2.4.4. De rechtbank ziet aanleiding verweerder met toepassing van artikel 8:75, eerste lid, van de Awb te veroordelen in de kosten die eiser in verband met de behandeling van het beroep redelijkerwijs heeft moeten maken. Op 1 oktober 2009 is in werking getreden het Besluit houdende aanpassing van de bijlage bij het Besluit proceskosten bestuursrecht (hierna: Bpb) in verband met de indexering van bedragen in die bijlage. Artikel II van het Besluit bepaalt dat ten aanzien van bezwaar of beroep dat vóór de datum van inwerkingtreding van dit besluit is ingesteld, de bijlage bij het Bpb van toepassing blijft zoals die luidde vóór de inwerkingtreding van dit besluit.
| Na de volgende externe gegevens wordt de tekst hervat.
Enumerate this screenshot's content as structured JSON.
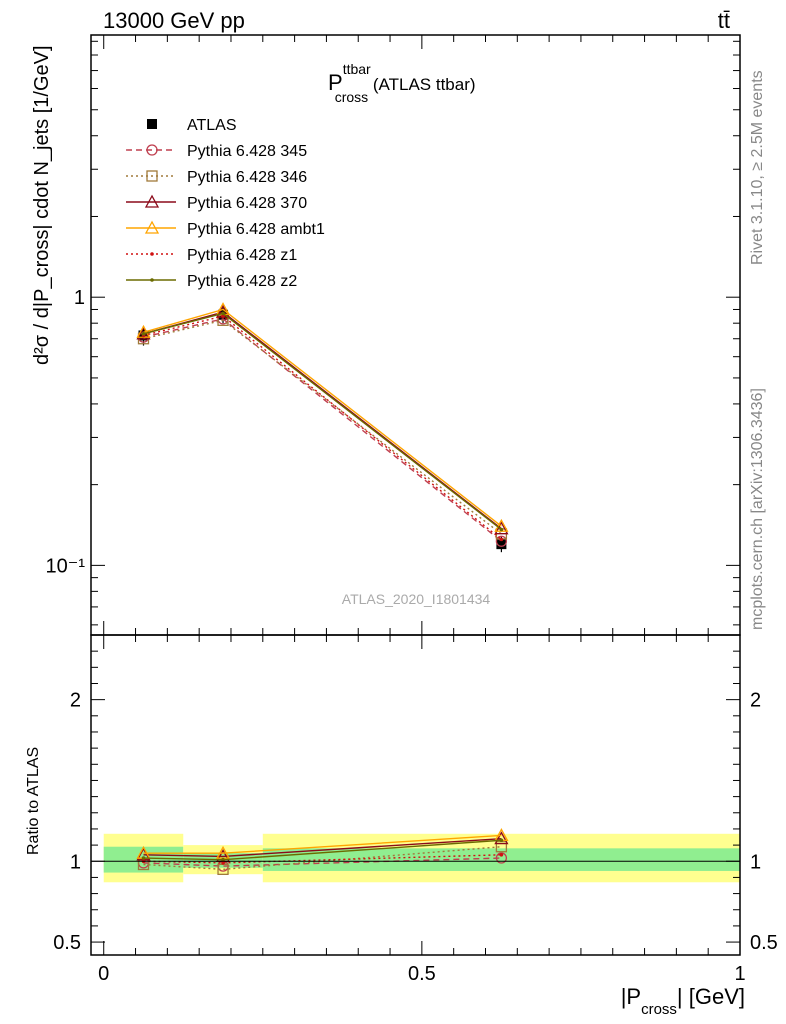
{
  "header": {
    "left": "13000 GeV pp",
    "right": "tt̄"
  },
  "side_labels": {
    "rivet": "Rivet 3.1.10, ≥ 2.5M events",
    "mcplots": "mcplots.cern.ch [arXiv:1306.3436]"
  },
  "chart_data": [
    {
      "type": "line",
      "title_main": "P",
      "title_sup": "ttbar",
      "title_sub": "cross",
      "title_rest": " (ATLAS ttbar)",
      "watermark": "ATLAS_2020_I1801434",
      "ylabel": "d²σ / d|P_cross| cdot N_jets [1/GeV]",
      "yscale": "log",
      "ylim": [
        0.055,
        9.5
      ],
      "xlim": [
        -0.02,
        1.0
      ],
      "y_tick_labels": [
        "10⁻¹",
        "1"
      ],
      "legend_position": "top-left",
      "x": [
        0.0625,
        0.1875,
        0.625
      ],
      "x_err": [
        0.0625,
        0.0625,
        0.375
      ],
      "series": [
        {
          "name": "ATLAS",
          "color": "#000000",
          "marker": "square-filled",
          "values": [
            0.72,
            0.86,
            0.12
          ],
          "errors": [
            0.06,
            0.06,
            0.008
          ]
        },
        {
          "name": "Pythia 6.428 345",
          "color": "#bf3f4f",
          "marker": "circle-open",
          "dash": "dashed",
          "values": [
            0.71,
            0.83,
            0.123
          ]
        },
        {
          "name": "Pythia 6.428 346",
          "color": "#a07a3a",
          "marker": "square-open",
          "dash": "dotted",
          "values": [
            0.7,
            0.82,
            0.131
          ]
        },
        {
          "name": "Pythia 6.428 370",
          "color": "#8b0a1a",
          "marker": "triangle-open",
          "dash": "solid",
          "values": [
            0.73,
            0.88,
            0.137
          ]
        },
        {
          "name": "Pythia 6.428 ambt1",
          "color": "#ffa500",
          "marker": "triangle-open",
          "dash": "solid",
          "values": [
            0.74,
            0.9,
            0.14
          ]
        },
        {
          "name": "Pythia 6.428 z1",
          "color": "#d01010",
          "marker": "dot",
          "dash": "dotted",
          "values": [
            0.72,
            0.85,
            0.125
          ]
        },
        {
          "name": "Pythia 6.428 z2",
          "color": "#6b6b00",
          "marker": "dot",
          "dash": "solid",
          "values": [
            0.73,
            0.87,
            0.136
          ]
        }
      ]
    },
    {
      "type": "line",
      "ylabel": "Ratio to ATLAS",
      "xlabel_main": "|P",
      "xlabel_sub": "cross",
      "xlabel_rest": "| [GeV]",
      "ylim": [
        0.42,
        2.4
      ],
      "xlim": [
        -0.02,
        1.0
      ],
      "x_tick_labels": [
        "0",
        "0.5",
        "1"
      ],
      "y_tick_labels": [
        "0.5",
        "1",
        "2"
      ],
      "x": [
        0.0625,
        0.1875,
        0.625
      ],
      "bands": [
        {
          "xmin": 0.0,
          "xmax": 0.125,
          "green": [
            0.93,
            1.09
          ],
          "yellow": [
            0.87,
            1.17
          ]
        },
        {
          "xmin": 0.125,
          "xmax": 0.25,
          "green": [
            0.96,
            1.05
          ],
          "yellow": [
            0.92,
            1.1
          ]
        },
        {
          "xmin": 0.25,
          "xmax": 1.0,
          "green": [
            0.94,
            1.08
          ],
          "yellow": [
            0.87,
            1.17
          ]
        }
      ],
      "series": [
        {
          "name": "Pythia 6.428 345",
          "values": [
            0.99,
            0.97,
            1.02
          ]
        },
        {
          "name": "Pythia 6.428 346",
          "values": [
            0.98,
            0.95,
            1.09
          ]
        },
        {
          "name": "Pythia 6.428 370",
          "values": [
            1.04,
            1.03,
            1.14
          ]
        },
        {
          "name": "Pythia 6.428 ambt1",
          "values": [
            1.05,
            1.05,
            1.16
          ]
        },
        {
          "name": "Pythia 6.428 z1",
          "values": [
            1.0,
            0.99,
            1.04
          ]
        },
        {
          "name": "Pythia 6.428 z2",
          "values": [
            1.02,
            1.01,
            1.13
          ]
        }
      ]
    }
  ]
}
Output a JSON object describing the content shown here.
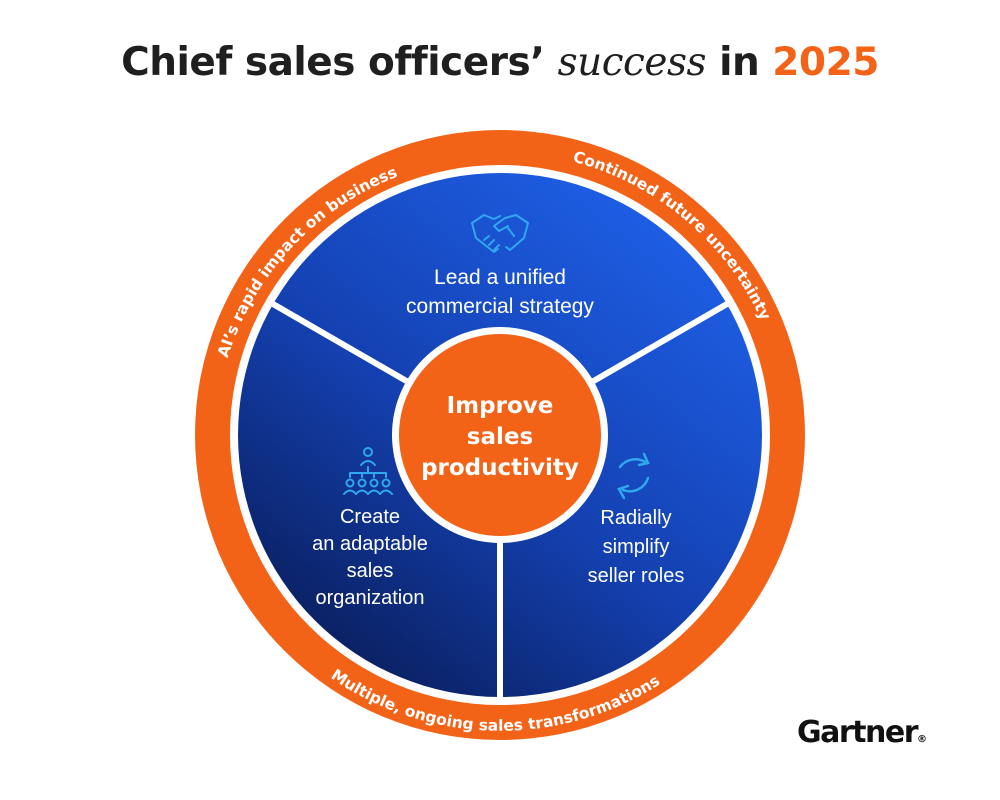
{
  "title": {
    "part1": "Chief sales officers’",
    "emphasis": "success",
    "part2": "in",
    "year": "2025"
  },
  "ring_labels": {
    "left_top": "AI’s rapid impact on business",
    "right_top": "Continued future uncertainty",
    "bottom": "Multiple, ongoing sales transformations"
  },
  "center": {
    "lines": [
      "Improve",
      "sales",
      "productivity"
    ]
  },
  "segments": {
    "top": {
      "icon": "handshake-icon",
      "lines": [
        "Lead a unified",
        "commercial strategy"
      ]
    },
    "left": {
      "icon": "org-chart-icon",
      "lines": [
        "Create",
        "an adaptable",
        "sales",
        "organization"
      ]
    },
    "right": {
      "icon": "refresh-cycle-icon",
      "lines": [
        "Radially",
        "simplify",
        "seller roles"
      ]
    }
  },
  "brand": {
    "name": "Gartner",
    "mark": "®"
  },
  "colors": {
    "accent_orange": "#f26318",
    "segment_blue_light": "#1e5fe6",
    "segment_blue_dark": "#0a1f5e",
    "icon_blue": "#2fa8ef"
  }
}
Met inachtneming hiervan zijn de kosten in verband met de door een derde beroepsmatig verleende rechtsbijstand op grond van het Bpb vastgesteld op € 805 (1 punt voor het beroepschrift, 1 punt voor het verschijnen ter zitting van 1 december 2008 en 0,5 punt voor het verschijnen ter nadere zitting van 3 februari 2009, met een waarde per punt van € 322 en wegingsfactor 1). De rechtbank is niet gebleken dat eiser in beroep nog andere kosten heeft moeten maken die op grond van het Bpb voor vergoeding in aanmerking komen. Voor het verschijnen ter nadere zitting van 16 februari 2010 wordt geen vergoeding toegekend, omdat deze zitting uitsluitend is gehouden omdat eiser de rechtbank toestemming heeft geweigerd om zonder nadere zitting uitspraak te doen op zijn beroep, terwijl namens hem ter zitting van 16 februari 2010 niets wezenlijks is toegevoegd aan de reeds aangevoerde beroepsgronden.
2.4.5. Gezien het vorenstaande beslist de rechtbank als volgt.
3. Beslissing
De rechtbank 's-Gravenhage:
- verklaart het beroep gegrond;
- vernietigt het bestreden besluit;
- veroordeelt verweerder in de proceskosten die eiser in verband met de behandeling van dit beroep redelijkerwijs heeft moeten maken, welke kosten worden begroot op € 805 ter zake van door een derde beroepsmatig verleende rechtsbijstand, te betalen aan eiser.
Aldus gegeven door mr. B. van Velzen, voorzitter, en mrs. P. Putters en C.J. van der Wilt, leden, en door de voorzitter en mr. M.J.F.J. van Beek, griffier, ondertekend.